The `Phrases` mechanism is purely based on statistical cooccurrences, which means, among other things:
* It will be highly sensitive to the corpus on which it is trained, and the effectivive (but tunable) `threshold` & `min_count` values.
* The results will usually not be aesthetically conformant to what a meaning-aware reader (like a human) might prefer, and even extensive tuning may only improve the promotion of some desirable bigrams at the cost of others. So, presenting its results to end-users may often be unappealing. Still, its combinations will often improve the raw text, internally, for info-retrieval or classification purposes - via the addition of bigram tokens that have more useful 'signal' than the original.
The `text8` is a probably a pretty bad set of training data for this purpose.
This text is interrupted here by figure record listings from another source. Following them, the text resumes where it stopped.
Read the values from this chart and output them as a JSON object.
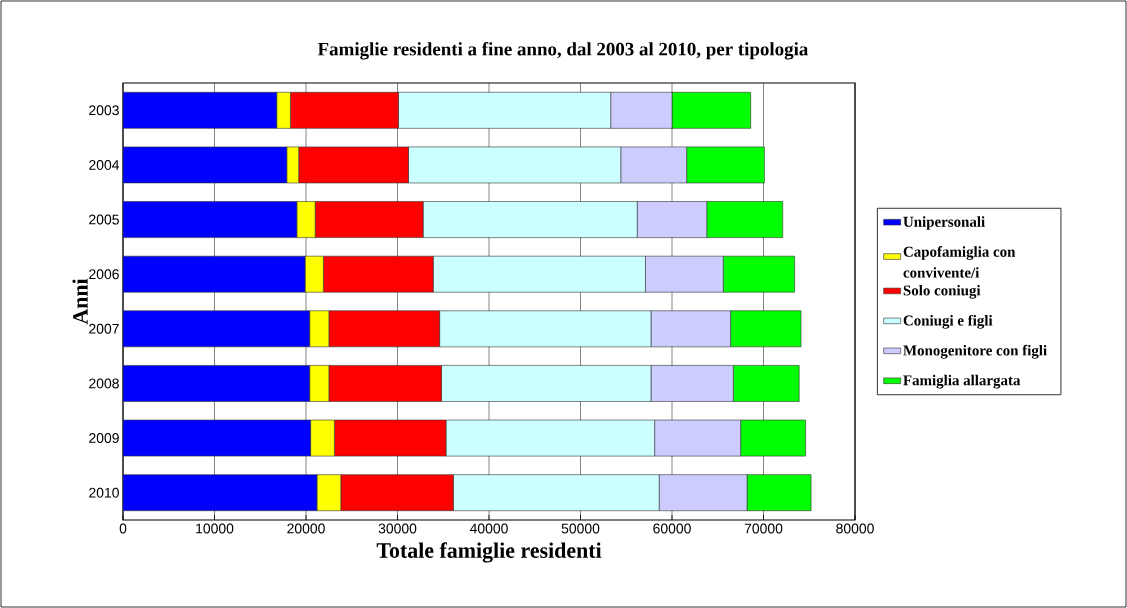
{
  "chart_data": {
    "type": "bar",
    "orientation": "horizontal",
    "stacked": true,
    "title": "Famiglie residenti a fine anno, dal 2003 al 2010, per tipologia",
    "xlabel": "Totale famiglie residenti",
    "ylabel": "Anni",
    "categories": [
      "2003",
      "2004",
      "2005",
      "2006",
      "2007",
      "2008",
      "2009",
      "2010"
    ],
    "series": [
      {
        "name": "Unipersonali",
        "color": "#0000ff",
        "values": [
          16800,
          17900,
          19000,
          19900,
          20400,
          20400,
          20500,
          21200
        ]
      },
      {
        "name": "Capofamiglia con convivente/i",
        "color": "#ffff00",
        "values": [
          1500,
          1300,
          2000,
          2000,
          2100,
          2100,
          2600,
          2600
        ]
      },
      {
        "name": "Solo coniugi",
        "color": "#ff0000",
        "values": [
          11800,
          12000,
          11800,
          12000,
          12100,
          12300,
          12200,
          12300
        ]
      },
      {
        "name": "Coniugi e figli",
        "color": "#ccffff",
        "values": [
          23200,
          23200,
          23400,
          23200,
          23100,
          22900,
          22800,
          22500
        ]
      },
      {
        "name": "Monogenitore con figli",
        "color": "#ccccff",
        "values": [
          6700,
          7200,
          7600,
          8500,
          8700,
          9000,
          9400,
          9600
        ]
      },
      {
        "name": "Famiglia allargata",
        "color": "#00ff00",
        "values": [
          8600,
          8500,
          8300,
          7800,
          7700,
          7200,
          7100,
          7000
        ]
      }
    ],
    "xlim": [
      0,
      80000
    ],
    "xticks": [
      0,
      10000,
      20000,
      30000,
      40000,
      50000,
      60000,
      70000,
      80000
    ],
    "grid": "x",
    "legend": "right"
  }
}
It's not very large (only 100MB), and is just a tiny subset of some old raw Wikipedia text.
Also, all of its text is case-flattened, so no matter how many times `new york` might appear in its training data, it could never possibly learn to promote your `['New', 'York']` to `['New_York']`. It might work on `['new', 'york']` depending on the `text8` frequencies & tuning – I haven't tried.
So: you probably want to apply it to your own domain data, as large as possible, whenever you can. If using outside training text, you'd want something larger & more applicable to your data than `text8`. You'll want to remain sensitive to applying the same case-handling, & other preprocessing, to both training and later application data.
`Phraser` (aka `FrozenPhrases` in recent releases) is an optimized alternative that discards some state/flexibility for smaller/faster operation – so while trying to tinker to get acceptable results, you probably want to work with only `Phrases` for experimentation. For example, you could tamper with its `threshold` to try to get more or less of the bigrams of interest.
(And if you switch `FrozenPhrases` for later steps, it'll mainly deliver its benefit if you're sure to discard the `Phrases` instance/variable once you're using `FrozenPhrases` instead.)
- Gordon